As a Ph.D. candidate, most of my writing is geared toward an audience composed of fellow grad students, professional archaeologists, university professors, and avocational archaeologists. In many ways, we write in a language that only other archaeologists, those initiated into the discipline and its methods, can understand. How, then, do we translate this idiosyncratic language into something that elementary school students, the target audience for the Archaeology 101 project, can easily digest, enjoy, and learn from?
Aside from the technical aspects of creating an interactive website, this language barrier has been one of the largest challenges for this project. Not only must jargon be used sparingly and, when used, must be clearly defined, but sentence length, sentence structure, and word choice are also critical factors for making text understandable for young readers. We must also try to make the content of the webpage, including complex topics like preservation or how archaeologists tell time, engaging and relatable for a much younger audience, as this will help kids to understand the content of the website and hopefully create a greater interest in archaeology. Part of this engagement is demonstrating that archaeological research is a process and that there is a great deal left to learn, indicating that readers are not just passive recipients of information, but can actually contribute to our understanding of the past.
During our development of the Archaeology 101 Project website, we have tried to tackle these issues in a number of ways. We decided that our first step would just be to write, to get ideas and examples onto the webpages no matter the writing style. We would then go back through and re-work this text to adjust word choice, make sentence structure less complex, fine-tune the examples, and to try and make our writing more active and exciting. We are working on this second step right now.
In our writing, the use of some jargon is unavoidable. While we tried to use jargon sparingly, when we do use it, the word is bolded in the text and is immediately defined. When possible, examples are also included in order to create a more concrete understanding of what terms represent. Through text, images, examples, and our interactive elements, we also strive to explain concepts and then show how to apply them in order to reinforce learning. Finally, at multiple points in the website, we seek to demonstrate that our knowledge of the past is incomplete and that there is much more to find and understand.
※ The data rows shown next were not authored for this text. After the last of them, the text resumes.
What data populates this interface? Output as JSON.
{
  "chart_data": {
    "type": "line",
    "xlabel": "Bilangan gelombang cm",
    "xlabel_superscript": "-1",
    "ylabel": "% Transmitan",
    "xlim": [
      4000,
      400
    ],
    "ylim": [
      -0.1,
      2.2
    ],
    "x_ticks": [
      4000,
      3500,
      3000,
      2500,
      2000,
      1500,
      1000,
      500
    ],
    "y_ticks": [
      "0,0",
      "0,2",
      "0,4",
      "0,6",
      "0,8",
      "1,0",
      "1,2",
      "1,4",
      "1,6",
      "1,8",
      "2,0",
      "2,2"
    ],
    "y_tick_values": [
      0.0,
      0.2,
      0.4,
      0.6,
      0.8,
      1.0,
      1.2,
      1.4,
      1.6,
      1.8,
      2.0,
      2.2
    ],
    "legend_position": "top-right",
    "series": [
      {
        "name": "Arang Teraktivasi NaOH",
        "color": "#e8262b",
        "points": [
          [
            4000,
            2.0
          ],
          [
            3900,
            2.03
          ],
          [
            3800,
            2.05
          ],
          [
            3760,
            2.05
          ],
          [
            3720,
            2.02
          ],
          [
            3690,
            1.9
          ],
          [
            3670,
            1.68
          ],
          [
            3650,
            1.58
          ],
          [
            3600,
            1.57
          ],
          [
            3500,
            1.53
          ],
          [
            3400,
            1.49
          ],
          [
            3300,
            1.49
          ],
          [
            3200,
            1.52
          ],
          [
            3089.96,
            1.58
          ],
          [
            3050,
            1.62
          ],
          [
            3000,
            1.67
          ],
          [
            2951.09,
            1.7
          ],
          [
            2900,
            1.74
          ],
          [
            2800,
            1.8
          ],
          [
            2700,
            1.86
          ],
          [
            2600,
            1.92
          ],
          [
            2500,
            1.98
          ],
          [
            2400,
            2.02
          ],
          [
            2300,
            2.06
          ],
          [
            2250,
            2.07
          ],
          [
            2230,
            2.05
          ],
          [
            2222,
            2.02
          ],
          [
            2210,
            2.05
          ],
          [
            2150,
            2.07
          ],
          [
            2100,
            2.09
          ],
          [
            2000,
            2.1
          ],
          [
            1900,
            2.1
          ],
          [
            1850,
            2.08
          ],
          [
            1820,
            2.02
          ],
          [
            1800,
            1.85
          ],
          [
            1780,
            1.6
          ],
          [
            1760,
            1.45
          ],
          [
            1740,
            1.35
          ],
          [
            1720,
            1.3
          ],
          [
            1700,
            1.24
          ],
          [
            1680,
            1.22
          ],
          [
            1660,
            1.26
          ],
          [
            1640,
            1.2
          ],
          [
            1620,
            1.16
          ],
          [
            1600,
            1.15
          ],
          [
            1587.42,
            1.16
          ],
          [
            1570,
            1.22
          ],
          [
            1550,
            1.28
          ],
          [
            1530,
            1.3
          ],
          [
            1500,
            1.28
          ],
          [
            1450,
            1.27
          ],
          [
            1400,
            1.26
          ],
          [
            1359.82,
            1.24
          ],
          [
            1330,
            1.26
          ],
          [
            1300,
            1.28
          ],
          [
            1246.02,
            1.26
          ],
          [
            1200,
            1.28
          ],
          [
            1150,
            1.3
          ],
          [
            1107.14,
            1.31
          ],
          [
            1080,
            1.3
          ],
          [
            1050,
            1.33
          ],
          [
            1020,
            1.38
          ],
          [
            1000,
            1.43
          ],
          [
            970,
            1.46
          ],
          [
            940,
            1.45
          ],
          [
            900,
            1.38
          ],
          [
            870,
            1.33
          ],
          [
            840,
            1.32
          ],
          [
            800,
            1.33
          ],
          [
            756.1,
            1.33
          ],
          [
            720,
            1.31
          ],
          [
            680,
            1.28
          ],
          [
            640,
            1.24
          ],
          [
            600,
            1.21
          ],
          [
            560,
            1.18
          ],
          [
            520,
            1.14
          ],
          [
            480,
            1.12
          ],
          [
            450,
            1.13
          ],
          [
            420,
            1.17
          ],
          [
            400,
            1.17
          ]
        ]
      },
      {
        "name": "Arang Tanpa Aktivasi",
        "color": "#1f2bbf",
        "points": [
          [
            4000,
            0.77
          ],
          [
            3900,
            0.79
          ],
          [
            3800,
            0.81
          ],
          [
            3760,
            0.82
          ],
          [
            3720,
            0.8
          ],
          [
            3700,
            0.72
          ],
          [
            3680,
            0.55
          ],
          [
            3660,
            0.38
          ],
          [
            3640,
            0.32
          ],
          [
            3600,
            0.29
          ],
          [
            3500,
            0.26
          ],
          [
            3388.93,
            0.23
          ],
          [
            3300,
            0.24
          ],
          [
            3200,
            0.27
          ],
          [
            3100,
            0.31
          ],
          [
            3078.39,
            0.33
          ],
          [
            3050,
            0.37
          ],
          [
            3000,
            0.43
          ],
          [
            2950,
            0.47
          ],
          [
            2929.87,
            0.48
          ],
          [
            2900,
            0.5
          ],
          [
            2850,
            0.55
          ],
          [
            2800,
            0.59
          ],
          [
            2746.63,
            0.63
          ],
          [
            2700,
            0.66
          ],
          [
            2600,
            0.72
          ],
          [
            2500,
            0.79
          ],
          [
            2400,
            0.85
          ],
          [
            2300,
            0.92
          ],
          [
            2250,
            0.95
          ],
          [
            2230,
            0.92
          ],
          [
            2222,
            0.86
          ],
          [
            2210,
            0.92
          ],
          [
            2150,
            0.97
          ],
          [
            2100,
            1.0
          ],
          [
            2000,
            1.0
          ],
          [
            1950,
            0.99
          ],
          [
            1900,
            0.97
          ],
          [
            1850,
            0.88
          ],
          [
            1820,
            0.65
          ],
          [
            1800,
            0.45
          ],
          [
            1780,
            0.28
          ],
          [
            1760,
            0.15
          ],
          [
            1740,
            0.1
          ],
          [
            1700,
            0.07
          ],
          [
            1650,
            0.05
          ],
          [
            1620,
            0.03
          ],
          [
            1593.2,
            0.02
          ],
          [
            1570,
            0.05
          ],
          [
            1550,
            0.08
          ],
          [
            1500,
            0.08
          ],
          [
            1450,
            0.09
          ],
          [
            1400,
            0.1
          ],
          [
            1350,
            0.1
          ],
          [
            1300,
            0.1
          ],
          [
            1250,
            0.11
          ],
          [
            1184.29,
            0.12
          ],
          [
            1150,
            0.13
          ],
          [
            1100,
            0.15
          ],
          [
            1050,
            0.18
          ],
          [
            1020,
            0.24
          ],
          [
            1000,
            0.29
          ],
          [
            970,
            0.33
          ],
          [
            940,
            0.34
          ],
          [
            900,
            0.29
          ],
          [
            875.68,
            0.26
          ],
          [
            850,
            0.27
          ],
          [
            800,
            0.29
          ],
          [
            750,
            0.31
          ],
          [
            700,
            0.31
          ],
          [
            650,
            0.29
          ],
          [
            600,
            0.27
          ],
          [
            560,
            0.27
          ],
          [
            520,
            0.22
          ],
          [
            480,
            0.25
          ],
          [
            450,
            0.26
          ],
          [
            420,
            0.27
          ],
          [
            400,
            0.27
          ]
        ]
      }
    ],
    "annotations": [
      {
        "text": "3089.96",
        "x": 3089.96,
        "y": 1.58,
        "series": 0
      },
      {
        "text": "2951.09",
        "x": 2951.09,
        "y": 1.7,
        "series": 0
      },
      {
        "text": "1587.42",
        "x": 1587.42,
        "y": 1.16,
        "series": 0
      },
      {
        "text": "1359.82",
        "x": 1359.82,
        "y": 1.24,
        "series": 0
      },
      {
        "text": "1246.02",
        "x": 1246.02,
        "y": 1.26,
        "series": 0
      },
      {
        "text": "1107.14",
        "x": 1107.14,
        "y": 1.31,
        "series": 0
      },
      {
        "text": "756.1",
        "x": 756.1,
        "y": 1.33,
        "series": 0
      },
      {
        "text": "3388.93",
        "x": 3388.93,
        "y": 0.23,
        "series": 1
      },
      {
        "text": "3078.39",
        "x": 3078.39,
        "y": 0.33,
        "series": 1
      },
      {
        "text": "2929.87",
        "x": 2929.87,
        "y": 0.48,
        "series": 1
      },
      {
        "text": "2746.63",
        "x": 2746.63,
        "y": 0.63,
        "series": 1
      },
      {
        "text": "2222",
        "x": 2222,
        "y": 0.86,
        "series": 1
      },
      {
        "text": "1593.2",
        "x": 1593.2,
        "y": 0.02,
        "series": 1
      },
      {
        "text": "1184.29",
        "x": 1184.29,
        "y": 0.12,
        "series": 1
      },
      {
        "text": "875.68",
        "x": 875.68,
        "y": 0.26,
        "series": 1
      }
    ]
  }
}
While it is a challenge to write for different audiences, it is something that academics need to learn about and do more often. Communication between experts and the public is essential, as it helps to disseminate research results in a proper manner and exert some control over the narrative, instead of leaving it in the hands of celebrities and popular authors who can distort the past, do harm to descendant communities, and mis-represent the scientific endeavor as a whole (see Zach’s recent blog for a great discussion on why we should engage with the public). It is a skill that takes training, and should become a greater focus in the future as archaeology wrestles with popular media and those pesky ancient aliens.